4. La triada: Innovación, internacionalización y colaboración.

De acuerdo a estadísticas de ProChile, un 52% del PIB Chileno es representado por el comercio exterior. La internacionalización está positivamente relacionada con la innovación de las empresas. La expansión a mercados internacionales genera oportunidades para obtener un mayor rendimiento de las innovaciones, reduciendo el riesgo de fracaso en el mercado y así, una disminución de las dificultades de atraer inversiones en innovación y desarrollo. 

Hoy es más difícil para una empresa lograr éxito en el mercado haciendo todo por sí solos. La colaboración empresarial internacional se ha vuelto esencial para desarrollar nuevas tecnologías, logrando mayor competitividad tanto a nivel local como global y menores costos.

La innovación permite a las empresas romper lo establecido y ampliar las posibilidades, la internacionalización diversifica mercados y amplía la base de clientes. Finalmente, la colaboración hace que todo esto sea más fácil, generando un mayor valor a largo plazo.
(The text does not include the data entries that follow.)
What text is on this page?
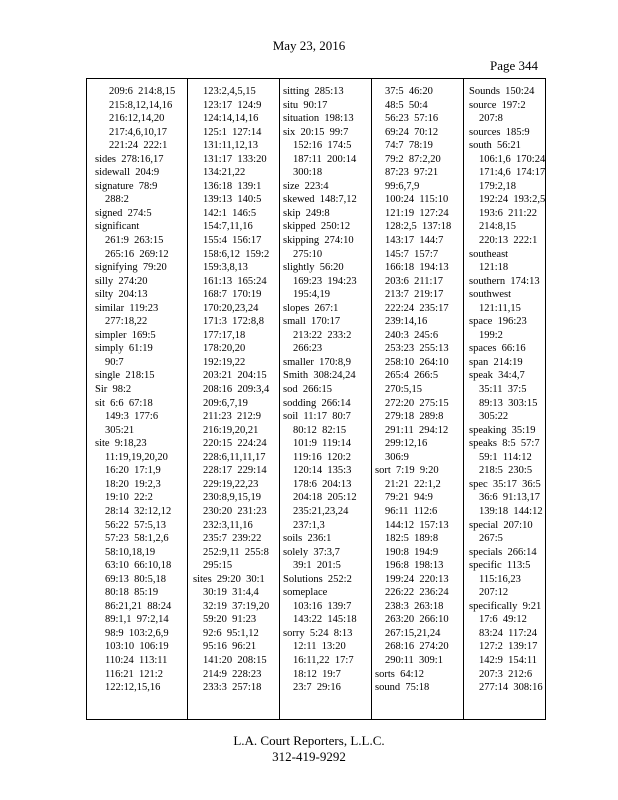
May 23, 2016
Page 344
209:6  214:8,15
215:8,12,14,16
216:12,14,20
217:4,6,10,17
221:24  222:1
sides  278:16,17
sidewall  204:9
signature  78:9
288:2
signed  274:5
significant
261:9  263:15
265:16  269:12
signifying  79:20
silly  274:20
silty  204:13
similar  119:23
277:18,22
simpler  169:5
simply  61:19
90:7
single  218:15
Sir  98:2
sit  6:6  67:18
149:3  177:6
305:21
site  9:18,23
11:19,19,20,20
16:20  17:1,9
18:20  19:2,3
19:10  22:2
28:14  32:12,12
56:22  57:5,13
57:23  58:1,2,6
58:10,18,19
63:10  66:10,18
69:13  80:5,18
80:18  85:19
86:21,21  88:24
89:1,1  97:2,14
98:9  103:2,6,9
103:10  106:19
110:24  113:11
116:21  121:2
122:12,15,16
123:2,4,5,15
123:17  124:9
124:14,14,16
125:1  127:14
131:11,12,13
131:17  133:20
134:21,22
136:18  139:1
139:13  140:5
142:1  146:5
154:7,11,16
155:4  156:17
158:6,12  159:2
159:3,8,13
161:13  165:24
168:7  170:19
170:20,23,24
171:3  172:8,8
177:17,18
178:20,20
192:19,22
203:21  204:15
208:16  209:3,4
209:6,7,19
211:23  212:9
216:19,20,21
220:15  224:24
228:6,11,11,17
228:17  229:14
229:19,22,23
230:8,9,15,19
230:20  231:23
232:3,11,16
235:7  239:22
252:9,11  255:8
295:15
sites  29:20  30:1
30:19  31:4,4
32:19  37:19,20
59:20  91:23
92:6  95:1,12
95:16  96:21
141:20  208:15
214:9  228:23
233:3  257:18
sitting  285:13
situ  90:17
situation  198:13
six  20:15  99:7
152:16  174:5
187:11  200:14
300:18
size  223:4
skewed  148:7,12
skip  249:8
skipped  250:12
skipping  274:10
275:10
slightly  56:20
169:23  194:23
195:4,19
slopes  267:1
small  170:17
213:22  233:2
266:23
smaller  170:8,9
Smith  308:24,24
sod  266:15
sodding  266:14
soil  11:17  80:7
80:12  82:15
101:9  119:14
119:16  120:2
120:14  135:3
178:6  204:13
204:18  205:12
235:21,23,24
237:1,3
soils  236:1
solely  37:3,7
39:1  201:5
Solutions  252:2
someplace
103:16  139:7
143:22  145:18
sorry  5:24  8:13
12:11  13:20
16:11,22  17:7
18:12  19:7
23:7  29:16
37:5  46:20
48:5  50:4
56:23  57:16
69:24  70:12
74:7  78:19
79:2  87:2,20
87:23  97:21
99:6,7,9
100:24  115:10
121:19  127:24
128:2,5  137:18
143:17  144:7
145:7  157:7
166:18  194:13
203:6  211:17
213:7  219:17
222:24  235:17
239:14,16
240:3  245:6
253:23  255:13
258:10  264:10
265:4  266:5
270:5,15
272:20  275:15
279:18  289:8
291:11  294:12
299:12,16
306:9
sort  7:19  9:20
21:21  22:1,2
79:21  94:9
96:11  112:6
144:12  157:13
182:5  189:8
190:8  194:9
196:8  198:13
199:24  220:13
226:22  236:24
238:3  263:18
263:20  266:10
267:15,21,24
268:16  274:20
290:11  309:1
sorts  64:12
sound  75:18
Sounds  150:24
source  197:2
207:8
sources  185:9
south  56:21
106:1,6  170:24
171:4,6  174:17
179:2,18
192:24  193:2,5
193:6  211:22
214:8,15
220:13  222:1
southeast
121:18
southern  174:13
southwest
121:11,15
space  196:23
199:2
spaces  66:16
span  214:19
speak  34:4,7
35:11  37:5
89:13  303:15
305:22
speaking  35:19
speaks  8:5  57:7
59:1  114:12
218:5  230:5
spec  35:17  36:5
36:6  91:13,17
139:18  144:12
special  207:10
267:5
specials  266:14
specific  113:5
115:16,23
207:12
specifically  9:21
17:6  49:12
83:24  117:24
127:2  139:17
142:9  154:11
207:3  212:6
277:14  308:16
L.A. Court Reporters, L.L.C.
312-419-9292
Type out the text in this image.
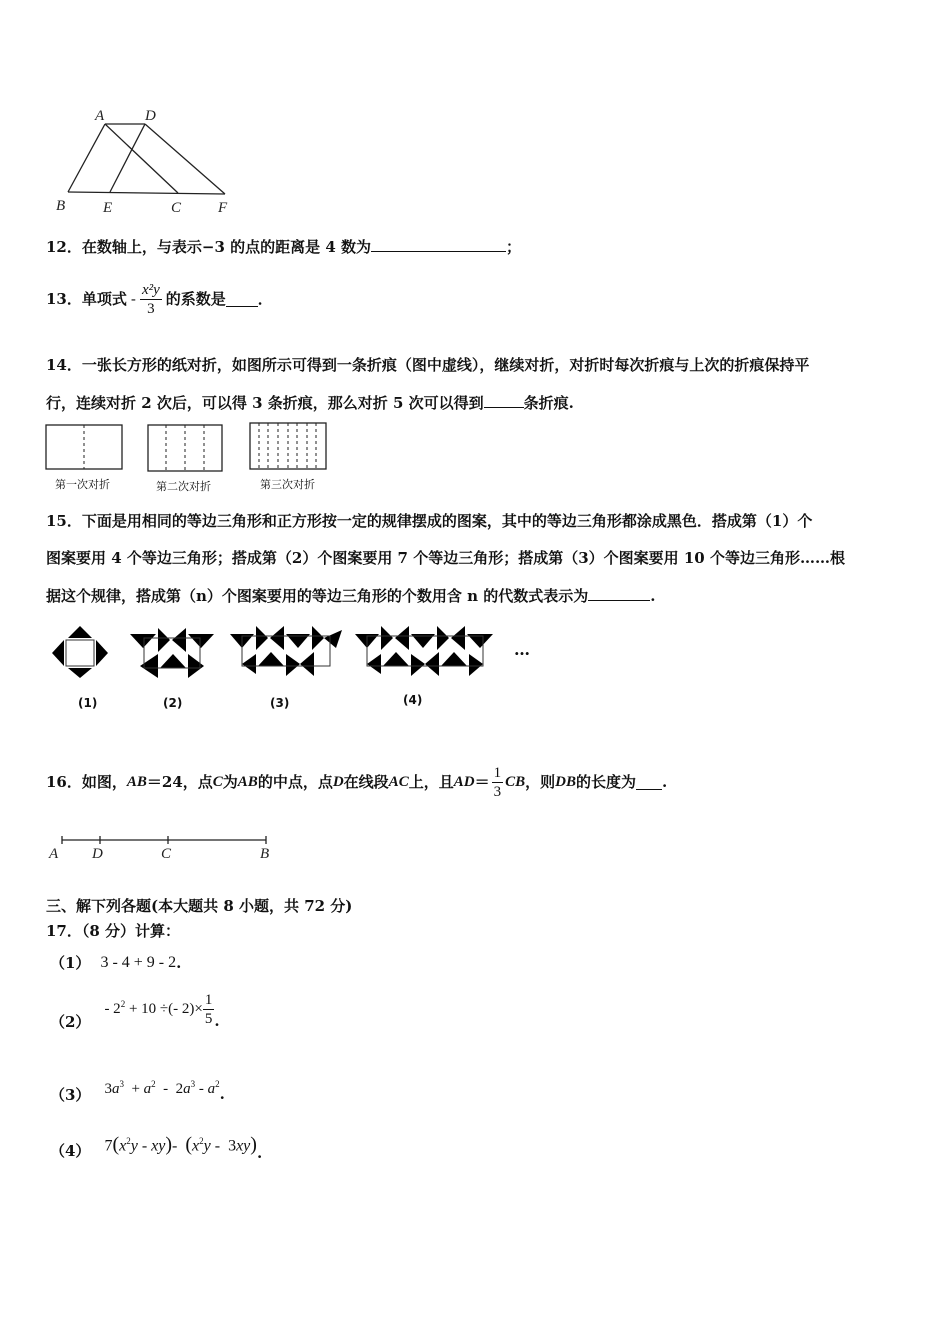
A	D
B	E	C F
12．在数轴上，与表示−3 的点的距离是 4 数为	；
13．单项式 - $\frac{\text{x²y}}{3}$ 的系数是 ．
14．一张长方形的纸对折，如图所示可得到一条折痕（图中虚线），继续对折，对折时每次折痕与上次的折痕保持平
行，连续对折 2 次后，可以得 3 条折痕，那么对折 5 次可以得到	条折痕.
第一次对折	第二次对折	第三次对折
15．下面是用相同的等边三角形和正方形按一定的规律摆成的图案，其中的等边三角形都涂成黑色．搭成第（1）个
图案要用 4 个等边三角形；搭成第（2）个图案要用 7 个等边三角形；搭成第（3）个图案要用 10 个等边三角形……根
据这个规律，搭成第（n）个图案要用的等边三角形的个数用含 n 的代数式表示为	.
…
(1)	(2)	(3)	(4)
16．如图， AB ＝24，点 C 为 AB 的中点，点 D 在线段 AC 上，且 AD ＝ $\frac{1}{3}$ CB ，则 DB 的长度为 .
A D	C	B
三、解下列各题(本大题共 8 小题，共 72 分)
17．（8 分）计算：
（1） 3 - 4 + 9 - 2 .
（2）
- $2^2 + 10$ ÷(- $2)\times \frac{1}{5}$ .
（3） $3a^3 + a^2 - 2a^3 - a^2$
.
（4） $7(x^2y - xy)-$  $(x^2y - 3xy)$ .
¿Estamos dispuestos a tomar estas oportunidades? Estoy convencido de que tener un mejor Chile para los próximos 50 años no recae solamente en el estado o en la organización civil. La fuerza que tiene el mercado es enorme, el mundo empresarial y emprendedor permitirá que todos tengamos una mejor calidad de vida y cuidemos nuestro territorio.

Sebastián Rodríguez Correa
*El autor es fundador y CEO de Contact, empresa que acelera y conecta negocios por medio de modelos de innovación y una red emprendedora. Fue jefe del área de Innovación de ProChile y dirigió la expansión de Sistema B en América Latina.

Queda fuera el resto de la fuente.